Dear Professor Miller,
The director of the technical writing group which I serve as editor has issued an edict that lists and procedures in our printed and screen-displayed documentation should not exceed seven, or maybe nine at the most, items. This is of course a silly rule, whatever its origin, but I think that its source in this case is a fading memory of a third-hand report of a bad reading of your classic 1956 paper.
Of course you are in no way responsible for the misreadings of your paper, and the silly things done in its name, but I hope you can help my organization, at least, climb back out of the pit it has dug for itself, using your paper as its shovel. I have seen somewhere a quotation from you, or a paraphrase of your words, in which you deplore the strange conclusions that some have drawn from your paper, and express your dismay over all the half-baked rules that people have promulgated, citing it as their authority.
In my attempt to get our director to rescind his bad rule, I would like to be able to quote your very words against him; would you tell me where I might find such words? Or, if what you've said in the past is not on record, could I induce you to say now that nothing in your paper should be taken as warrant for asking Moses to discard at least one, and preferably three, of the Commandments?
With my thanks,
Mark Halpern Siebel Systems
Sr Technical Editor 1900 Powell Street
firstname.lastname@example.org Emeryville, CA 94608
From: George Miller[SMTP:geo@clarity.Princeton.EDU]
Sent: Thursday, July 30, 1998 1:03 PM
To: Mark Halpern
Subject: Re: citation for your disclaimer
Many years ago landscape architects used my +/-7 paper as a basis to pass local laws restricting the number of items on a billboard. It was funded by the big motel chains; if you run a mom-and-pop motel you have to put a lot of information on your sign, but if you have a franchise everybody knows you have hot and cold running water, color television, free breakfasts, etc. The restriction on billboard content was driving the small motels out of business.
The same argument was used in the Lady Bird Johnson Act to prohibit billboards
within X feet of highways, and the billboard industry (a strange group that
deserves an essay of its own) was hurting. They hired a man to travel around
from town to town trying to refute the claims that more than 7 items of information
could cause accidents. The man's wife did not like her husband being constantly
on the road, so she asked him about it. He told her that the root of his trouble
was some damn Harvard professor who wrote a paper about 7 bits of information.
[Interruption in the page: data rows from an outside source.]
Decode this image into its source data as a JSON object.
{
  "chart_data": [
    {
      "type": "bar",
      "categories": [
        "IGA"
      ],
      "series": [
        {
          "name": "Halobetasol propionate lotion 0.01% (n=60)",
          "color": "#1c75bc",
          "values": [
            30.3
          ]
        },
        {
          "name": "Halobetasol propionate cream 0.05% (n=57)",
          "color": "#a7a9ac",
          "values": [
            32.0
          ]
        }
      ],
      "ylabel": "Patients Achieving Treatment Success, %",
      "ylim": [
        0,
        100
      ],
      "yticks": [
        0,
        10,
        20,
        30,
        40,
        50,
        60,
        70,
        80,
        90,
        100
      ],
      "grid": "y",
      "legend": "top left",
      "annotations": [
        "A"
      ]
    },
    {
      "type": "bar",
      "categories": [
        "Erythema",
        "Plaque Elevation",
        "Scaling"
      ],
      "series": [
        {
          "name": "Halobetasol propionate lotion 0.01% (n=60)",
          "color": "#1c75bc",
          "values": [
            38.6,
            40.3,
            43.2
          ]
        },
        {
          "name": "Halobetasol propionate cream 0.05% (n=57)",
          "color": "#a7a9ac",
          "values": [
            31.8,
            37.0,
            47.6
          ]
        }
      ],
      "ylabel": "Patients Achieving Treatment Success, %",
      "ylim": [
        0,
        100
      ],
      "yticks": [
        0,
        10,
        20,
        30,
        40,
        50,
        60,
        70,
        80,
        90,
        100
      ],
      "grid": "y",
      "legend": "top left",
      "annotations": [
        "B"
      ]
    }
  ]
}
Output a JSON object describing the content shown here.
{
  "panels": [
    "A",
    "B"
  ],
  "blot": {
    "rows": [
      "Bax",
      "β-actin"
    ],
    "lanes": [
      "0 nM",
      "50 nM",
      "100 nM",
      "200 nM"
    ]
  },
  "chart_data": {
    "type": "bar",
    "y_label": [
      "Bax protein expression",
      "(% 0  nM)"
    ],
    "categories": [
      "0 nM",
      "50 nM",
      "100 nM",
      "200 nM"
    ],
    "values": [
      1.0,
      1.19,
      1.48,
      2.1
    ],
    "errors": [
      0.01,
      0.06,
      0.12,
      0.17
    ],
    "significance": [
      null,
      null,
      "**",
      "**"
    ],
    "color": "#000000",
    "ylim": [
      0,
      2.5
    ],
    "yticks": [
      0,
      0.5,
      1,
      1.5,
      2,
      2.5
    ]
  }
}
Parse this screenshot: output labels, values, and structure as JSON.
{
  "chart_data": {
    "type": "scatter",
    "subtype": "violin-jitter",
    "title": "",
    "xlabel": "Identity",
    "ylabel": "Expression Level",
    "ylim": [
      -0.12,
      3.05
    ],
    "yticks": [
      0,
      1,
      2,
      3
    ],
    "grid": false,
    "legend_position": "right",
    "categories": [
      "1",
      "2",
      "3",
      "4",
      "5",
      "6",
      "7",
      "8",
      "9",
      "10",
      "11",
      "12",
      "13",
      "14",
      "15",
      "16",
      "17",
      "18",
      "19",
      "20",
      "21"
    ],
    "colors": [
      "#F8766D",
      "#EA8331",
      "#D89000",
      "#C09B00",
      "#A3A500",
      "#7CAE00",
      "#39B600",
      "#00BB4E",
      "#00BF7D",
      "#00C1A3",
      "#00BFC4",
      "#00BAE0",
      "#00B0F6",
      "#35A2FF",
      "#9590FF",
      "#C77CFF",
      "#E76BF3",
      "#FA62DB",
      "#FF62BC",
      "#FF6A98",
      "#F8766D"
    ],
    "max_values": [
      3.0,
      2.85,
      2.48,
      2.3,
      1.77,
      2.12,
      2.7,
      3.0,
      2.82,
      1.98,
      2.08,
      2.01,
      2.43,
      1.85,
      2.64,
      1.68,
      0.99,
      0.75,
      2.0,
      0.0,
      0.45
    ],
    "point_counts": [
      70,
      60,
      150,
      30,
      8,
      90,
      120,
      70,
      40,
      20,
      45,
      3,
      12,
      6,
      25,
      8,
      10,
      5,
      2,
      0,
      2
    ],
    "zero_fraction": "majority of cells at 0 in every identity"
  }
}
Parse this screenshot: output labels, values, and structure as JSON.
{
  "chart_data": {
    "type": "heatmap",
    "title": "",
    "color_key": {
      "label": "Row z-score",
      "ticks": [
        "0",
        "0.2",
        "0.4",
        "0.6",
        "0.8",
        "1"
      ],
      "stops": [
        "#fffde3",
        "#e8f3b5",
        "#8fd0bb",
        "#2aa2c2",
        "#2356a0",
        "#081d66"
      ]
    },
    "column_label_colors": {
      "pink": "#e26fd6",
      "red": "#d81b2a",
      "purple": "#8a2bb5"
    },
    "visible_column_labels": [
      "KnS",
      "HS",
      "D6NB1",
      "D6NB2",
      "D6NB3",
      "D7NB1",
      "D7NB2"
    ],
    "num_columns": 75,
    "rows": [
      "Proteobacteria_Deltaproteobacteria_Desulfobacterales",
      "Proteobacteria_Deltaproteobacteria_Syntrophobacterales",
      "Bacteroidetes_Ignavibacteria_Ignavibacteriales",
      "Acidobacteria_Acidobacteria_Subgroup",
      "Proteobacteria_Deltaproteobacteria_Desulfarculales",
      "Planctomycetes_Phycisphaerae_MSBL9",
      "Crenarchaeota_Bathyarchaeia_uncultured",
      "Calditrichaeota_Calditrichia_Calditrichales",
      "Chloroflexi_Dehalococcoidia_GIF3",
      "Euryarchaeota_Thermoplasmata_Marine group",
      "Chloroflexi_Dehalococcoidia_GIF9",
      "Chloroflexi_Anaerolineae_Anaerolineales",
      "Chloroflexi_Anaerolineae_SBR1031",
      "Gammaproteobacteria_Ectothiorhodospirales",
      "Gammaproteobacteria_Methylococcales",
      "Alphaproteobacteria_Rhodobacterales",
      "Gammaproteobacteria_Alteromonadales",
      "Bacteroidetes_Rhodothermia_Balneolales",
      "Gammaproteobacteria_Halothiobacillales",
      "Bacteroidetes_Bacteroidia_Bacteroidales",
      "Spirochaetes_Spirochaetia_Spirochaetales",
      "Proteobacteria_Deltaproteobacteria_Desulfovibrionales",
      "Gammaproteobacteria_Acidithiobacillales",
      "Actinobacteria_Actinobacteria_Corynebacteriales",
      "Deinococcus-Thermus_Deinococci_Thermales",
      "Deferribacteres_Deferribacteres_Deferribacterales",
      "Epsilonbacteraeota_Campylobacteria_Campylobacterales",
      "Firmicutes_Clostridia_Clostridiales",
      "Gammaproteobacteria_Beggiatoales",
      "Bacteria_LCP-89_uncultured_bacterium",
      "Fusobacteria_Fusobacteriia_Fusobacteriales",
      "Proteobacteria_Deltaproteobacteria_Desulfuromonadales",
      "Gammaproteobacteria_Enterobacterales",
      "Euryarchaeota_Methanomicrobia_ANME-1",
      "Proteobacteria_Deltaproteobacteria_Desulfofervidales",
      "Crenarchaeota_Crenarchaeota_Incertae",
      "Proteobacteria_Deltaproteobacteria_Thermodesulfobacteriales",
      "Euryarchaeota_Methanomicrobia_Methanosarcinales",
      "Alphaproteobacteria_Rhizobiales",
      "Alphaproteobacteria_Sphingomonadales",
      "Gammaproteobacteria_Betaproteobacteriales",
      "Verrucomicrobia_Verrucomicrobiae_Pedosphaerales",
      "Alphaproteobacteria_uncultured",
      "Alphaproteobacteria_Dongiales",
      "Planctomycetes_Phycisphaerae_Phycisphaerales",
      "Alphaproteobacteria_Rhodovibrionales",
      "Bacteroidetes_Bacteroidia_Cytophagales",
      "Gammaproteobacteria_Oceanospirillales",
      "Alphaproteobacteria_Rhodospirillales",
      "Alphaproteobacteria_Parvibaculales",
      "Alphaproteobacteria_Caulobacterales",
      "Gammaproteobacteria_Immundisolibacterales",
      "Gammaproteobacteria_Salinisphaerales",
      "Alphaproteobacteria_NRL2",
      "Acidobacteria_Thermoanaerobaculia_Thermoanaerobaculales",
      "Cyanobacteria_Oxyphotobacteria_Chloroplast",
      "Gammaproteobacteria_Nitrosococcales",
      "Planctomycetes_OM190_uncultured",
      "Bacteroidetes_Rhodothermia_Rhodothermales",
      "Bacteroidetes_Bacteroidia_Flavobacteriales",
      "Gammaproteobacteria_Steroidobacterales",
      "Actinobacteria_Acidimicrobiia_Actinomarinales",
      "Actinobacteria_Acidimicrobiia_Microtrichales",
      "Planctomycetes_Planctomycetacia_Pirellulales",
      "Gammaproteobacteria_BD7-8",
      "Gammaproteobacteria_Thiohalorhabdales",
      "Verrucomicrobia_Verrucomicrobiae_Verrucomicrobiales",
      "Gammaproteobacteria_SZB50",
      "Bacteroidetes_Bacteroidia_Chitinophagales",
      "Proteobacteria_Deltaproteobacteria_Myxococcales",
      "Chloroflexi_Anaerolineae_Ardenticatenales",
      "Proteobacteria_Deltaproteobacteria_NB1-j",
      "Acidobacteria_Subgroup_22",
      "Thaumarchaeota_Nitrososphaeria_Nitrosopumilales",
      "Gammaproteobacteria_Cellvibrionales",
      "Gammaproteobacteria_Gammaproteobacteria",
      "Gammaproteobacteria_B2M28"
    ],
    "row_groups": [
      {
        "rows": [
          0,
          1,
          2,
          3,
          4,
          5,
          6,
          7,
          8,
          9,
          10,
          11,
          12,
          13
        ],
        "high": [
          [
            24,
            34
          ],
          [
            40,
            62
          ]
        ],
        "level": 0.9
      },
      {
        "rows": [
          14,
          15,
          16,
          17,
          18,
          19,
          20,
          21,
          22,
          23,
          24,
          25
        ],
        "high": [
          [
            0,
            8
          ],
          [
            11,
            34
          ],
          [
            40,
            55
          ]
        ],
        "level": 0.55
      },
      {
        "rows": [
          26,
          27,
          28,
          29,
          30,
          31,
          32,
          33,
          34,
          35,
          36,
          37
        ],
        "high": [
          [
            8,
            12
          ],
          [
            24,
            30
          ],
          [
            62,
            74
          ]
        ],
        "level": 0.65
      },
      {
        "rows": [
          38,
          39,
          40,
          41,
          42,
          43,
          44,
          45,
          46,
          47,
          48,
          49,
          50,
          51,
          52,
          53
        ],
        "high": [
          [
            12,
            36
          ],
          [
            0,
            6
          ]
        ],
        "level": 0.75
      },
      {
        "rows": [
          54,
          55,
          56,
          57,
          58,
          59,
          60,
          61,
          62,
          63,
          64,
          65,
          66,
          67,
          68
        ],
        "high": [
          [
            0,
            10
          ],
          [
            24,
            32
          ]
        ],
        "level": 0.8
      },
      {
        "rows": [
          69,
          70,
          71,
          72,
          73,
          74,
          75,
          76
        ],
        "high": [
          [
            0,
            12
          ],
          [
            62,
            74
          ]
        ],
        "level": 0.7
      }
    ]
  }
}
She, being herself a psychologist, said that she did not
think that that was what Professor Miller's paper said.
Armed with this insight, he looked me up and told me the whole story about my career, unknown to me, in the billboard industry. There was much more to it than I have outlined here, and I was shocked. So shocked that I wrote a long letter trying to set the record straight. The letter was published in the monthly journal of the billboard industry and that was the end of it. Unfortunately, I no longer have a copy of the letter and I don't recall the name of the journal (this was all back in the early 70s), so I cannot quote to you its contents. But the point was that 7 was a limit for the discrimination of unidimensional stimuli (pitches, loudnesses, brightnesses, etc.) and also a limit for immediate recall, neither of which has anything to do with a person's capacity to comprehend printed text.
If you want to quote the original article, it is on line and you can find a pointer to it at www.cogsci.princeton.edu/~wn. But if that is too time consuming--yes, you are right: nothing in my paper warrants asking Moses to discard any of the ten commandments.
Dear Professor Miller,
Thank you for your full and prompt reply; just what I was hoping for. Armed with your words, I may be able to convince my boss that your paper does not support the notion that if a procedure has fourteen steps, you have to divide it arbitrarily into two procedures, each meaningless in itself.
In being able to quote you against his misinterpretation of your work, I feel like Woody Allen in that movie where he gets into an argument with a pretentious know-it-all about some thesis of Marshall McLuhan's, and has the pleasure of bringing into the scene the real McLuhan, who tells the know-it-all that's he's completely wrong, and Allen is right.